A wealth of literature has shed light on religious, philosophical, scientific and medical concepts of extraordinary bodies, wonders and monsters in the sixteenth, seventeenth and eighteenth centuries. Lorraine Daston and Katharine Park have been tremendously influential with their Wonders and the order of nature (1998) and in many ways contributed to our understanding of emotions and the monstrous before 1750. One of their suggestions is that there was no disenchantment, or clear pattern of naturalization, of monsters in the seventeenth and eighteenth centuries. Monstrous births were explained by natural causes, such as a narrow womb or an excess of seed, already by medieval writers whereas they could still be read as divine signs in the late seventeenth century. No linear story took monsters from an older religious framework to a newer naturalistic one or from prodigies to wonders to naturalized objects. Wonders eventually lost their position as cherished elements in European elite culture but that had nothing to do with secularization, the “rise of science”, or some triumph of rational thinking. Rather, the emergence of strict norms and absolute regularity, both of nature’s customs and God’s rules, is a better description of this shift. Nature’s habits hardened into inviolable laws in the late seventeenth century and Daston and Park picture “the subordination of anomalies to watertight natural laws, of nature to God, and of citizens and Christians to established authority”. Monsters became, in an anatomical framework, regarded as organisms that had failed to achieve their perfect final form. Their value now depended, not as earlier on their rarity or singularity, but on the body’s capacity to reveal still more rigid regularities in nature.
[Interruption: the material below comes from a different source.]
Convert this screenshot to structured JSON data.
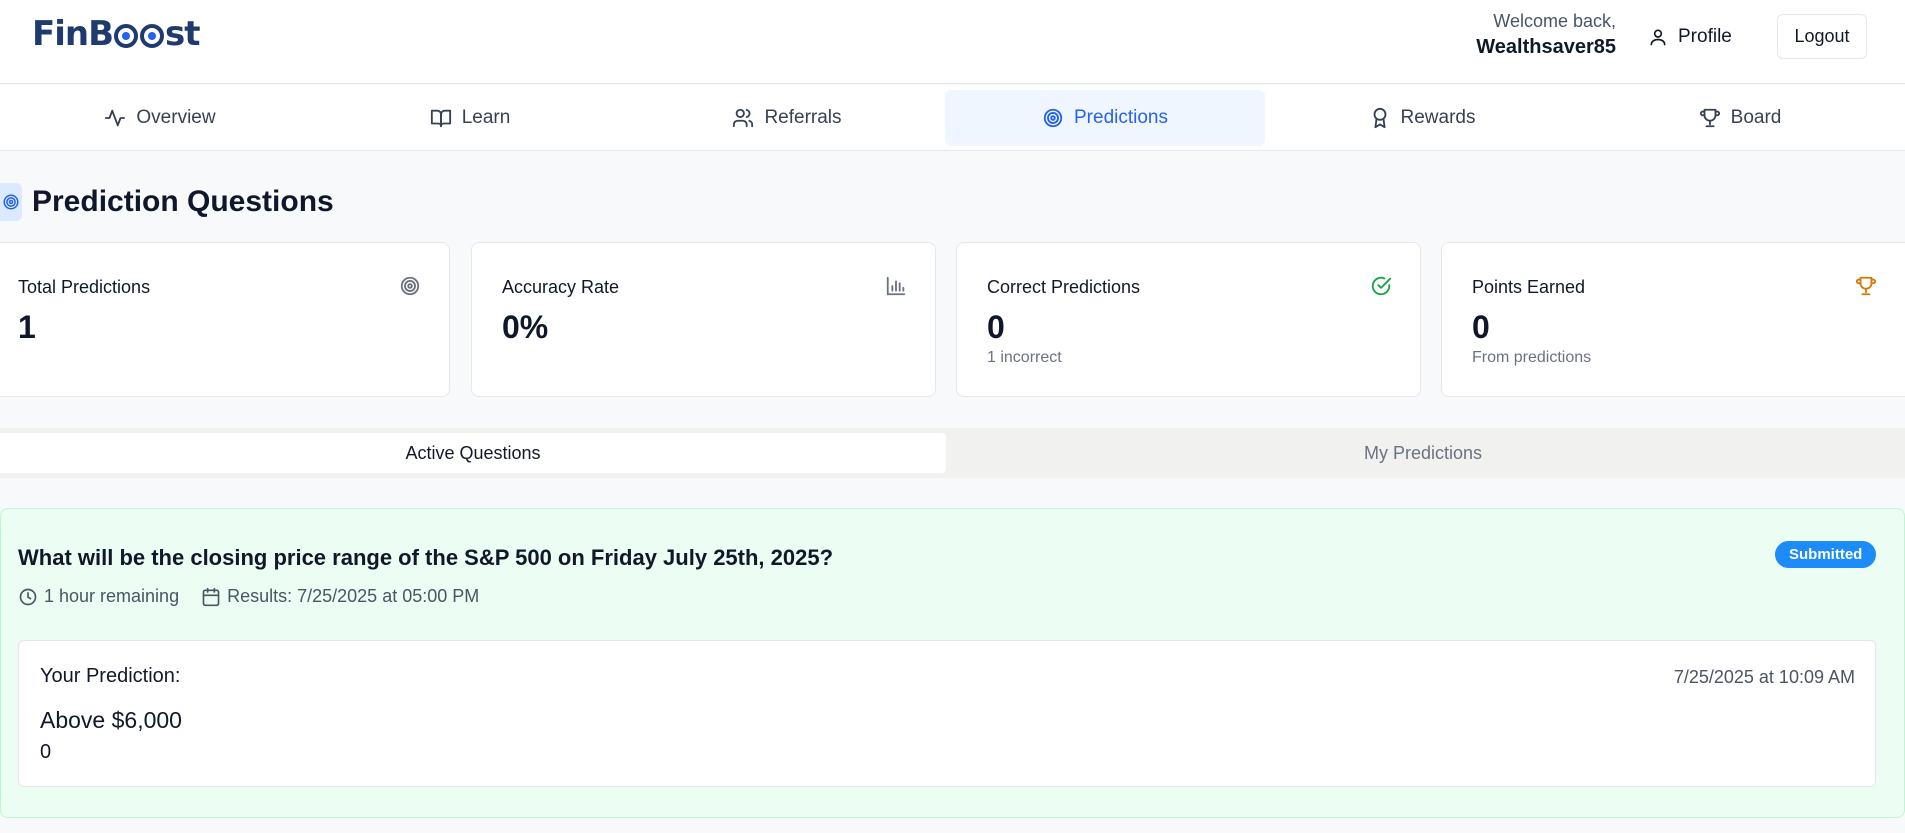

The history of monsters as submitted, not to secular powers, but to strict norms in early eighteenth century nature, culture and religion is intriguing and a number of questions can be raised. Were all bodies normalized by 1750 or can monsters still be found in science and medicine in the late eighteenth century? What else do we know about bodies and breaches of the expected in the early modern period? In the field of the deviant, has there been a general shift from natural rules to moral orders, from bodies to behavior? What other aspects of corporeality are there that can help us frame early modern nature and culture, to grasp its orders and disorders?
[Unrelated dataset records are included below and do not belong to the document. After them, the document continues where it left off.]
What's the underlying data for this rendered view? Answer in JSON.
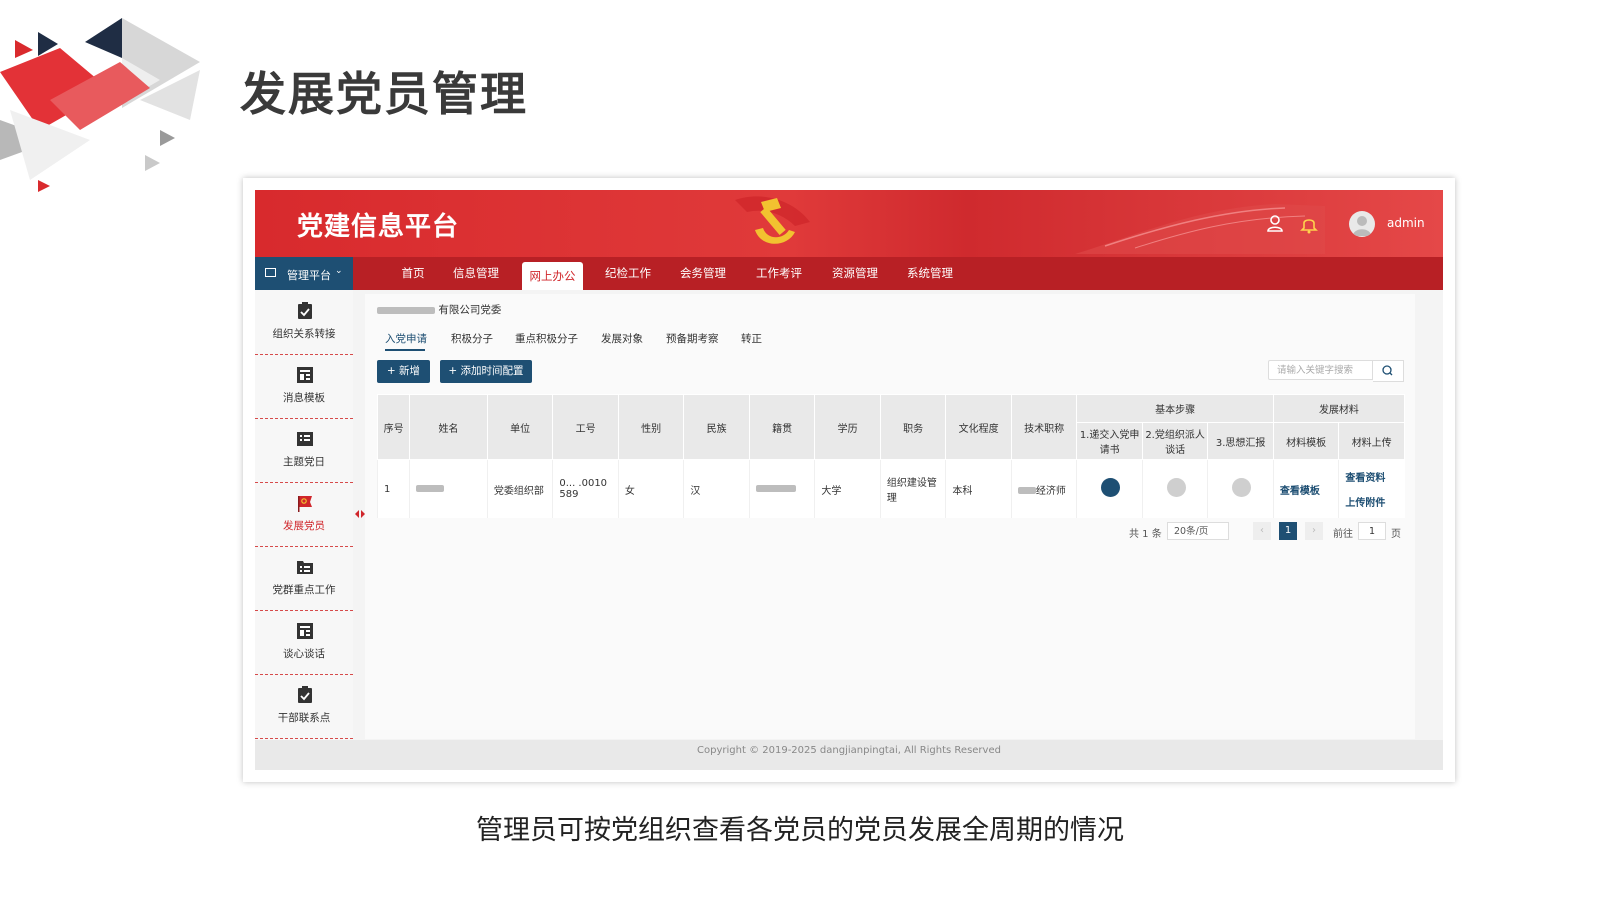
{
  "slide": {
    "title": "发展党员管理",
    "caption": "管理员可按党组织查看各党员的党员发展全周期的情况"
  },
  "header": {
    "brand": "党建信息平台",
    "username": "admin",
    "icons": [
      "user-icon",
      "bell-icon",
      "avatar-icon"
    ]
  },
  "nav": {
    "platform_label": "管理平台",
    "items": [
      {
        "label": "首页"
      },
      {
        "label": "信息管理"
      },
      {
        "label": "网上办公",
        "active": true
      },
      {
        "label": "纪检工作"
      },
      {
        "label": "会务管理"
      },
      {
        "label": "工作考评"
      },
      {
        "label": "资源管理"
      },
      {
        "label": "系统管理"
      }
    ]
  },
  "sidebar": {
    "items": [
      {
        "label": "组织关系转接",
        "icon": "clipboard-check-icon"
      },
      {
        "label": "消息模板",
        "icon": "template-icon"
      },
      {
        "label": "主题党日",
        "icon": "list-icon"
      },
      {
        "label": "发展党员",
        "icon": "party-flag-icon",
        "active": true
      },
      {
        "label": "党群重点工作",
        "icon": "folder-list-icon"
      },
      {
        "label": "谈心谈话",
        "icon": "template-icon"
      },
      {
        "label": "干部联系点",
        "icon": "clipboard-check-icon"
      }
    ]
  },
  "content": {
    "breadcrumb": "有限公司党委",
    "tabs": [
      {
        "label": "入党申请",
        "active": true
      },
      {
        "label": "积极分子"
      },
      {
        "label": "重点积极分子"
      },
      {
        "label": "发展对象"
      },
      {
        "label": "预备期考察"
      },
      {
        "label": "转正"
      }
    ],
    "buttons": {
      "add": "+ 新增",
      "add_time_config": "+ 添加时间配置"
    },
    "search_placeholder": "请输入关键字搜索"
  },
  "table": {
    "headers": [
      "序号",
      "姓名",
      "单位",
      "工号",
      "性别",
      "民族",
      "籍贯",
      "学历",
      "职务",
      "文化程度",
      "技术职称"
    ],
    "group_headers": {
      "steps": "基本步骤",
      "materials": "发展材料"
    },
    "step_headers": [
      "1.递交入党申请书",
      "2.党组织派人谈话",
      "3.思想汇报"
    ],
    "material_headers": [
      "材料模板",
      "材料上传"
    ],
    "rows": [
      {
        "index": "1",
        "unit": "党委组织部",
        "job_no": "0... .0010 589",
        "gender": "女",
        "ethnicity": "汉",
        "education": "大学",
        "position": "组织建设管理",
        "culture": "本科",
        "title_suffix": "经济师",
        "steps": [
          "done",
          "pending",
          "pending"
        ],
        "template_link": "查看模板",
        "view_link": "查看资料",
        "upload_link": "上传附件"
      }
    ],
    "colors": {
      "done": "#1e4f73",
      "pending": "#cfcfcf"
    }
  },
  "pagination": {
    "total": "共 1 条",
    "page_size": "20条/页",
    "current_page": "1",
    "goto_label": "前往",
    "goto_value": "1",
    "page_unit": "页"
  },
  "footer": {
    "copyright": "Copyright © 2019-2025 dangjianpingtai, All Rights Reserved"
  },
  "colors": {
    "brand_red": "#d82a2d",
    "nav_red": "#b82025",
    "navy": "#1e4f73"
  }
}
The purpose of this workshop is to bring together scholars from different fields to discuss current research on extraordinary bodies in natural history, medicine, law, religion, philosophy, and travel literature in the early modern period. It will comprise of paper presentations and a concluding general discussion.

Call for Papers

We especially welcome research relating to topics such as:
  • Concepts of monsters in natural philosophy/history and medicine
  • Transgressions – species, individuals, elements, life and death
  • Anatomy, embryology and obstetrics
  • Bestiality, violations of the law
  • Emblematic bodies, signs and religion
  • Witnessing the extraordinary, emotions and perceptions
  • Visual cultures of the early modern body
  • Physical deviances and the law
  • Pregnancies, births and midwifery
  • Normalization and medicalization
  • Collections of wonders and curiosities
  • Classification
  • Moral and natural rules and orders
  • Embryos in medical research and education
  • Linnaeus, wonders and paradoxes of nature
  • Travel and the meaning of distant and exotic bodies
  • The politics of monster history
Abstracts for papers of 200-300 words should be submitted no later than June 1, 2017 to Helena Franzén. Please provide your full name, institutional affiliation, and contact details.

The format of the workshop will not allow for more than c. 10 papers. We will select the abstracts to be presented at the meeting considering original research and relevance to the theme of the workshop. By June 15, 2017 applicants will be notified if their papers have been accepted or not.